Last week, John McCain paid the gals a visit. The group asked him about the Supreme Court (surprise, surprise, Roe v. Wade came up within 10 seconds), and Whoopi Goldberg also asked McCain if she should be worried about becoming a slave.
Whoopi asked that question because McCain says he wants Supreme Court justices that interpret the constitution the way the Framers intended. That is, not to write legislation, but to weigh the legislation against the words written in the constitution.
This is where Whoopi pounced, asking if she should be worried about "becoming a slave again." Poor McCain had to murmur that no, that wouldn't happen, but that he understood her concern. The crowd applauded. Whoopi comically fanned herself with a slip of paper and admired her own intelligence. McCain had to give her a hat tip because, though talking to an idiot, he was in the idiot's house.
The irony of Goldberg's stupidity is rich. Just as McCain finished saying that he doesn't want justices writing law, Whoopi asked if the justices will bring back slavery. It was too far above her head to grasp that 1) the Supreme Court cannot write slavery into law, and 2) even if the legislature wanted to write slavery into law, it would be against the 13th Amendment of the constitution, making the law moot. Therefore, Goldberg is in total agreement with McCain: the Supreme Court shouldn't be writing laws, and they should be interpreting it the way the Framers intended.
The 13th Amendment reads like this:
Section 1. Neither slavery nor involuntary servitude, except as a punishment for crime whereof the party shall have been duly convicted, shall exist within the United States, or any place subject to their jurisdiction.
Section 2. Congress shall have power to enforce this article by appropriate legislation.
And that's that. No slavery. If Goldberg wants to worry about new laws, she should be looking to Congress, not the Supreme Court.
The hosts of The View need a refresher course in the different branches of government. I'd be happy if they even bothered to Google it.
Whoopi also took a run at McCain for the separation of church and state mumbo jumbo, which isn't in the constitution. The Framers batted the concept around in correspondence, but they never made any specific rules about it (though most people use the First Amendment to cover the subject).
Atheists have been using the church/state argument to paint ever widening circles intended to shut Christians up, thinking that church/state is written in stone. The logical conclusion of their argument seems to be that leaders should never be religious. Untrue. What the Framers seemed to intend was that no president should also be the leader of a religious group. That is, a religion's beliefs don't write the rules. But there's a flipside: the Framers didn't want the state to tell a religion what to do either. That's the whole point of the First Amendment's freedom of religion clause. It isn't there to protect the government, it's there to protect the religious worshipper.

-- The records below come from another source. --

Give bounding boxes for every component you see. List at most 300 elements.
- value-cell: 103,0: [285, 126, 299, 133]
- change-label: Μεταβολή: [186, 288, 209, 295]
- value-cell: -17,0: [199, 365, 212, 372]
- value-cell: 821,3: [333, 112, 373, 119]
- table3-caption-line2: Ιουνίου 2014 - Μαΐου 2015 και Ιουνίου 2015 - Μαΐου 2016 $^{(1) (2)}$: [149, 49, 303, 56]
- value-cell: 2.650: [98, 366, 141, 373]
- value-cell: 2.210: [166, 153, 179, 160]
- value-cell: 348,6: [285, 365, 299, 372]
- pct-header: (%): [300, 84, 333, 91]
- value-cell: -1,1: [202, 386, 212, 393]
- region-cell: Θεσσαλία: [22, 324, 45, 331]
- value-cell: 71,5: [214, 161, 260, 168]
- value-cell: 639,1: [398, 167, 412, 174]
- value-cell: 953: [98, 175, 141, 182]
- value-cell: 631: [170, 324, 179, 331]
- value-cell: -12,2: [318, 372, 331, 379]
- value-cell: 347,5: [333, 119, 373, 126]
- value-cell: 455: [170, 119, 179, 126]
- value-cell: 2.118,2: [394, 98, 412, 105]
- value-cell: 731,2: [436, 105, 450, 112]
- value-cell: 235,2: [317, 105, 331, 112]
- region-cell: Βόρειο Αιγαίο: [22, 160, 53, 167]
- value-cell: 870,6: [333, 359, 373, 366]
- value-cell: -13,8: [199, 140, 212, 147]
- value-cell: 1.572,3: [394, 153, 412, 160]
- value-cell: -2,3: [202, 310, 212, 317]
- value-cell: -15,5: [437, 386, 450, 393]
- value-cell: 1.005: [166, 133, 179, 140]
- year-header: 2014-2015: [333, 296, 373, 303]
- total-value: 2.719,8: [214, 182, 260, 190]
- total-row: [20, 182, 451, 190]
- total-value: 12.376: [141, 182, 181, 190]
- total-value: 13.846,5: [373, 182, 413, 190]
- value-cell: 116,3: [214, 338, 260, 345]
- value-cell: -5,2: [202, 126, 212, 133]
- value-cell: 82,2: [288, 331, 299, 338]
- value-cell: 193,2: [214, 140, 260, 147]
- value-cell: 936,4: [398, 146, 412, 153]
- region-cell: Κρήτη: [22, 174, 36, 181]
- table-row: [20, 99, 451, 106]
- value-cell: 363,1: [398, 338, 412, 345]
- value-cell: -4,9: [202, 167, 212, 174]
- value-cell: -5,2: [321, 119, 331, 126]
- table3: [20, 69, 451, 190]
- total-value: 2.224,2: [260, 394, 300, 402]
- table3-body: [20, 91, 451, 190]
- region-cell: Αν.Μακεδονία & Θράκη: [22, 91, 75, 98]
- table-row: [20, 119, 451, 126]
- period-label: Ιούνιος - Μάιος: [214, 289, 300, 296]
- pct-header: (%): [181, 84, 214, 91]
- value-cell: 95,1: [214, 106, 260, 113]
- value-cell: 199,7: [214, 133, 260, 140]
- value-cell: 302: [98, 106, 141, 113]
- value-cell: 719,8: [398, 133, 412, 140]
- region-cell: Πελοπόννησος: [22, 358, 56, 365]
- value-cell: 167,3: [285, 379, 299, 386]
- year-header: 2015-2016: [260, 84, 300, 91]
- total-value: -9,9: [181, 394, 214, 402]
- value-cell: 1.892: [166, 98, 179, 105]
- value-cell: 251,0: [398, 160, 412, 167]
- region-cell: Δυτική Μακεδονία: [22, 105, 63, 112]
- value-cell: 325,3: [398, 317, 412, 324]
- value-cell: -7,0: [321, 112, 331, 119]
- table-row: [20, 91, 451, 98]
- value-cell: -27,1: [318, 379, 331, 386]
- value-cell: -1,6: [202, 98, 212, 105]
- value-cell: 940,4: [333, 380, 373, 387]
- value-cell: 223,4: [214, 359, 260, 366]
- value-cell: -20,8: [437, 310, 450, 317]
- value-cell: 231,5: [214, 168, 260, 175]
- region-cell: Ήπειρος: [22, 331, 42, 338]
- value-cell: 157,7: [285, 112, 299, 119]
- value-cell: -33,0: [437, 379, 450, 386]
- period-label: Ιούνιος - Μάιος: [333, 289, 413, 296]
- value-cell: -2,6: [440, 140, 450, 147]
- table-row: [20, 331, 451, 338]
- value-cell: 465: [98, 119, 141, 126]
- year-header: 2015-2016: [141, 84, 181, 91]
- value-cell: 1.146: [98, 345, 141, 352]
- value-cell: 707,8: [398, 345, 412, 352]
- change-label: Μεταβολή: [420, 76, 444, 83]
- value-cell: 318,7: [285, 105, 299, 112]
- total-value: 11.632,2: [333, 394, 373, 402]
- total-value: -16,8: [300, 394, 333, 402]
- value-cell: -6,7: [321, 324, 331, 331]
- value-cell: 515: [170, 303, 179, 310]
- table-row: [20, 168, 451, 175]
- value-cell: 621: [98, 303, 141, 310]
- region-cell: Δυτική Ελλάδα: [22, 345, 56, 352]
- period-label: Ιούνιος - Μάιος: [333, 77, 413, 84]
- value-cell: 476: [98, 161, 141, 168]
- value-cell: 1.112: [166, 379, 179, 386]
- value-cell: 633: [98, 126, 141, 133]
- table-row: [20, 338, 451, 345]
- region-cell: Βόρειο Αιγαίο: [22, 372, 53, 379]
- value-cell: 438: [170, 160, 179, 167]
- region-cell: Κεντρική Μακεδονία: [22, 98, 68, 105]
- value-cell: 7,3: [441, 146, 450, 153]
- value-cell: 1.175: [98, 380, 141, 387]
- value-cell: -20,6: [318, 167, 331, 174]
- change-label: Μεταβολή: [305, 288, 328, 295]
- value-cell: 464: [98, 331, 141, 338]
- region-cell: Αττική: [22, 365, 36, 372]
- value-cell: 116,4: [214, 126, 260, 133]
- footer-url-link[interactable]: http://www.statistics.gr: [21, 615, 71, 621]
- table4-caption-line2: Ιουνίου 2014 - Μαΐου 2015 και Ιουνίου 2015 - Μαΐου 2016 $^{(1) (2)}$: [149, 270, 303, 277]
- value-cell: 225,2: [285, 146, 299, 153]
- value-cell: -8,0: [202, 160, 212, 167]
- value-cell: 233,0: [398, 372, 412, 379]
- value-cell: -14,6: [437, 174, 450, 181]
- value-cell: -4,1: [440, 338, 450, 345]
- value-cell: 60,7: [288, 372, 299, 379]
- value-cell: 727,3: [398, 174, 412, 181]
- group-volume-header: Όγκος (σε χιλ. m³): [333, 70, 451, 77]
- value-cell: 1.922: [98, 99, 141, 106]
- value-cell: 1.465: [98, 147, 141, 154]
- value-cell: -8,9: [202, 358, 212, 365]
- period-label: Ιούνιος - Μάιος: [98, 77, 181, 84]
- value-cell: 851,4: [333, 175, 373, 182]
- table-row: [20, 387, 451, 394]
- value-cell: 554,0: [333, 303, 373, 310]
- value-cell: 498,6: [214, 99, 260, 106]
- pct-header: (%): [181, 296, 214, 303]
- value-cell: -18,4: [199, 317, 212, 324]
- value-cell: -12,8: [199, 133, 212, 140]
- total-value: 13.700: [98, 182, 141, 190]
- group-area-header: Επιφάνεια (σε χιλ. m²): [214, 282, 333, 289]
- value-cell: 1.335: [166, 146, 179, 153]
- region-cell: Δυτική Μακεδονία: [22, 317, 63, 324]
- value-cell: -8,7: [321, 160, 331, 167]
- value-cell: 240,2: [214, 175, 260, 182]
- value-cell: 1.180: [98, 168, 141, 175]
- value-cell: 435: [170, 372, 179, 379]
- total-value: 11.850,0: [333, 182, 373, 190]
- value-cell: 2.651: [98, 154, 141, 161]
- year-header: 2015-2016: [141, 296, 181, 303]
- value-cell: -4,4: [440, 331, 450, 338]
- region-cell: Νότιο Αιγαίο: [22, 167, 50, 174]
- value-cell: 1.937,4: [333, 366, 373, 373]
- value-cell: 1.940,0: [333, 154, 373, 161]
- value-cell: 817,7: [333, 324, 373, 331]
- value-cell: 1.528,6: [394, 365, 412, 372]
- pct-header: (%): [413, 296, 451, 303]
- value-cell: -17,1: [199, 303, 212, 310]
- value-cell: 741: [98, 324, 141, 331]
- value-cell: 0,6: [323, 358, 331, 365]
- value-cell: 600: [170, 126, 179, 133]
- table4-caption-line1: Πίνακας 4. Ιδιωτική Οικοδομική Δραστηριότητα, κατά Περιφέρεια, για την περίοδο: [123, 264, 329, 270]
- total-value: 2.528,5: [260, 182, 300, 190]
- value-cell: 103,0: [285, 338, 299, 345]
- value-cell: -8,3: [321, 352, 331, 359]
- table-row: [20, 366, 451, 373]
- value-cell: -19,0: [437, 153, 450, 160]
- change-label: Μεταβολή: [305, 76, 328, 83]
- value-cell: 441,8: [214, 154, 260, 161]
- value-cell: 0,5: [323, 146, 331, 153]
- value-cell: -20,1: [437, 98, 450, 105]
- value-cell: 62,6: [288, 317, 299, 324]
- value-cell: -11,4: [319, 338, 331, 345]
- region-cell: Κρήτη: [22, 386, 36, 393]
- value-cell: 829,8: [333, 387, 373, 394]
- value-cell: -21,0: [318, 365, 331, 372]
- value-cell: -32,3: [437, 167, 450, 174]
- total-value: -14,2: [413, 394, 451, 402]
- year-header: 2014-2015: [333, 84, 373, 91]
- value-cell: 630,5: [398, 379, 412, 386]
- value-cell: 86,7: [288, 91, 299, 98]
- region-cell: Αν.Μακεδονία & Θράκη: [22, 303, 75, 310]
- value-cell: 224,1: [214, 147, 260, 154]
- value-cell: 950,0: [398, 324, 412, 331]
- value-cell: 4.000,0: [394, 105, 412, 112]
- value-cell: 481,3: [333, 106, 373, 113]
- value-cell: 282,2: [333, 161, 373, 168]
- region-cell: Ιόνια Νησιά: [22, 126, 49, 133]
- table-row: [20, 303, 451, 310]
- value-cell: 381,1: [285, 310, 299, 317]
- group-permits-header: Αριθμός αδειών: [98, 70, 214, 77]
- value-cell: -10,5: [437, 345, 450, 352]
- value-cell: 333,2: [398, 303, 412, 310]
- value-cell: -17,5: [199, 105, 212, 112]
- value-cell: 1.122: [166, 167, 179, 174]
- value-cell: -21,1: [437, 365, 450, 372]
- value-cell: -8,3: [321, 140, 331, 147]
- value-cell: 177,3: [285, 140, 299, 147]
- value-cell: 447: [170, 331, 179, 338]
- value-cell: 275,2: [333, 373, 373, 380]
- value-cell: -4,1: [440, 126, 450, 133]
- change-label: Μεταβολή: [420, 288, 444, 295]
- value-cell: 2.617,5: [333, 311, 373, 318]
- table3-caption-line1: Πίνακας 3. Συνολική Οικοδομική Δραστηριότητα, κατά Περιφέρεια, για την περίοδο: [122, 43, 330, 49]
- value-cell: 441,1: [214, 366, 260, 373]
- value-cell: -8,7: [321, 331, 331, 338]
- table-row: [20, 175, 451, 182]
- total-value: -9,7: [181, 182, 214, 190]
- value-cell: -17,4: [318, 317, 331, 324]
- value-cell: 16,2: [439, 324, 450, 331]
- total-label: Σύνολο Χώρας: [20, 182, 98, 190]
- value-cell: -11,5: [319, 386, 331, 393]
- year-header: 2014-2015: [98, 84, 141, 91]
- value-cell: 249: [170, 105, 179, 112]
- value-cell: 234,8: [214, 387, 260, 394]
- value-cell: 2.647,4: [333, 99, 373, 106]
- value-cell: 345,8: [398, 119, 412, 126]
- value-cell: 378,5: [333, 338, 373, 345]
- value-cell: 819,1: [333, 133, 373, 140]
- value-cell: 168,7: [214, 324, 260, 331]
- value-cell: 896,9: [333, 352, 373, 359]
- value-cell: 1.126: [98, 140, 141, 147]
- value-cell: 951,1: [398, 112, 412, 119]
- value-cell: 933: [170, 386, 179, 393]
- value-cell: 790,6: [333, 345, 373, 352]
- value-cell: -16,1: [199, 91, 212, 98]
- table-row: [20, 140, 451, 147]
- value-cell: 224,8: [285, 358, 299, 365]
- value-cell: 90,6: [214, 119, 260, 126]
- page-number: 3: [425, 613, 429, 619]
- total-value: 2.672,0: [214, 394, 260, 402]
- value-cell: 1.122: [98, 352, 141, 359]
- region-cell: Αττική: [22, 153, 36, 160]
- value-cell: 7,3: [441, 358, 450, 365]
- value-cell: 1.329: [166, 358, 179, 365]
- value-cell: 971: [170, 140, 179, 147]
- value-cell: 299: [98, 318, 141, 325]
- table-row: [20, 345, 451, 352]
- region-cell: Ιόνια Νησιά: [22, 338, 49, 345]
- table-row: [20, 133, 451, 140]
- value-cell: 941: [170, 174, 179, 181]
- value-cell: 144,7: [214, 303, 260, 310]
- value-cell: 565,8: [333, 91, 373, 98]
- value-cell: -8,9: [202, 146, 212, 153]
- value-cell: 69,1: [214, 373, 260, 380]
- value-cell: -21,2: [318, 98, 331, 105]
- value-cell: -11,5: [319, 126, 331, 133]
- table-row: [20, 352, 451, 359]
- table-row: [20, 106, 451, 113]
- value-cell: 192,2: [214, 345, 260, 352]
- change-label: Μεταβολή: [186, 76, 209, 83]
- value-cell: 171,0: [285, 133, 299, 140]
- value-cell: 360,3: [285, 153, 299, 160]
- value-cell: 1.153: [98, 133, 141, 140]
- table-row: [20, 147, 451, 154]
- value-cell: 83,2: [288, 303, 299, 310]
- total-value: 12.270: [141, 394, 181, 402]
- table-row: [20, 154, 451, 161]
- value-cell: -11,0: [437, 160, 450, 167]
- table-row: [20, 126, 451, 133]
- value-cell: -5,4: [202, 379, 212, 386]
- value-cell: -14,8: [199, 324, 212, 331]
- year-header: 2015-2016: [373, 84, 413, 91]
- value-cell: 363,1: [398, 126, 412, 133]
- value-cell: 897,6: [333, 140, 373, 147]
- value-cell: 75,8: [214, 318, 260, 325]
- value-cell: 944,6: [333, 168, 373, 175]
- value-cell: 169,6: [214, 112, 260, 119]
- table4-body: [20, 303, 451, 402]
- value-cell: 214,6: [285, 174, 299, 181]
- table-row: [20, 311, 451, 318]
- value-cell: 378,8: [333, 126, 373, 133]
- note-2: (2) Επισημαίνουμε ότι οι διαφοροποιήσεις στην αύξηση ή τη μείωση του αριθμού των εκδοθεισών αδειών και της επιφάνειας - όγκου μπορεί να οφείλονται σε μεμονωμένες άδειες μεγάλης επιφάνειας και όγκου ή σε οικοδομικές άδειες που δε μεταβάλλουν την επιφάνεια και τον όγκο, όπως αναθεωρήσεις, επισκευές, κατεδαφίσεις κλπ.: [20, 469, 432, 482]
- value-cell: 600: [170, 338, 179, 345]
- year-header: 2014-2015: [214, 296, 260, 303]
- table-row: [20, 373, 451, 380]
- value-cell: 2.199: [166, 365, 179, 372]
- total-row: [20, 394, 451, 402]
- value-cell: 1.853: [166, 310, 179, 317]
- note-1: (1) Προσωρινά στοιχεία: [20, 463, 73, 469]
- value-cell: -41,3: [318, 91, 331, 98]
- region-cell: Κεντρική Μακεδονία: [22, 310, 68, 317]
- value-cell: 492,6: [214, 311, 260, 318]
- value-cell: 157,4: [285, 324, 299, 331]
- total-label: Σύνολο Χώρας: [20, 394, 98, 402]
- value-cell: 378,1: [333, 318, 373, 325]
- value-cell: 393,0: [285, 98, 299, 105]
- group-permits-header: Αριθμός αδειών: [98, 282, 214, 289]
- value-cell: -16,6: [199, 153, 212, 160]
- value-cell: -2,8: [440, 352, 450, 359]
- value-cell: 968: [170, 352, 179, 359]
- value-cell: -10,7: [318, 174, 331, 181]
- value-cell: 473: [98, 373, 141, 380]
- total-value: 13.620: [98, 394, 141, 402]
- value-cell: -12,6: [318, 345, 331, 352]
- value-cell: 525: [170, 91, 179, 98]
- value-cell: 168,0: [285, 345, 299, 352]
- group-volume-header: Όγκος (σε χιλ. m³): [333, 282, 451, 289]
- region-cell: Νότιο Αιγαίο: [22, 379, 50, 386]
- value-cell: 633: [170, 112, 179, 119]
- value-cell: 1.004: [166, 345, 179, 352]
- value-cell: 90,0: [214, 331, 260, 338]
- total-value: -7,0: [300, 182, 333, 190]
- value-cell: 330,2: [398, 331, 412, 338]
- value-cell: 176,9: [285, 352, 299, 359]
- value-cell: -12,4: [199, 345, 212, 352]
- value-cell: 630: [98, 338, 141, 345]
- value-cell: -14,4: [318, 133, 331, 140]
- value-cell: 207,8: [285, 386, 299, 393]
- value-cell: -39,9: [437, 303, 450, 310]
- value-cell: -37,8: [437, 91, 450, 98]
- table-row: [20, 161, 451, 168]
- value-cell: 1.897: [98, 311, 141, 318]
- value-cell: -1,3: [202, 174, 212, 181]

In any case, contrary to what the View gals want, nowhere in any US rule book is there a passage that says a president cannot say the word "God." Unfortunately, there's no rule against being forced to hobnob with daytime talkshow hosts, either.
The church/state deal is a problem for Whoopi and the gang because Palin prays. Whoopi says that it worries her. She agrees that the US may have a Judeo-Christian tradition (McCain brought up the term, which is why Goldberg used it later to sound smart), but she says that there's Muslims and Zoroastrians in America, too. When she said that, five people applauded and McCain, to his credit, said, "There's a few Zoroastrians at the back."
Church/state. Palin prays. There goes the neighbourhood.
Everybody's been lionizing Teddy Roosevelt and Abraham Lincoln these days. I'm sure Whoopi thinks that Lincoln was a great man for freeing the slaves and fighting the Civil War. I believe that, too. Still, this statement from Lincoln regarding the Bible would scare the hell out of Goldberg:
"In regard to this Great book, I have but to say, it is the best gift God has given to man. All the good Savior gave to the world was communicated through this book. But for it we could not know right from wrong. All things most desirable for man's welfare, here and hereafter, are to be found portrayed in it."
Yikes. If Honest Abe were running for president today, Whoopi would rake him over the coals for that. Civil war? Suspending habeus corpus? Bible thumping? The man's a murderous Jesus-freak and a tyrant.
As for Roosevelt, here's his take. Whoopi should listen carefully: "If there is one thing for which we stand in this country, it is for complete religious freedom, and it is an emphatic negation of this right to cross-examine a man on his religion before being willing to support him for office."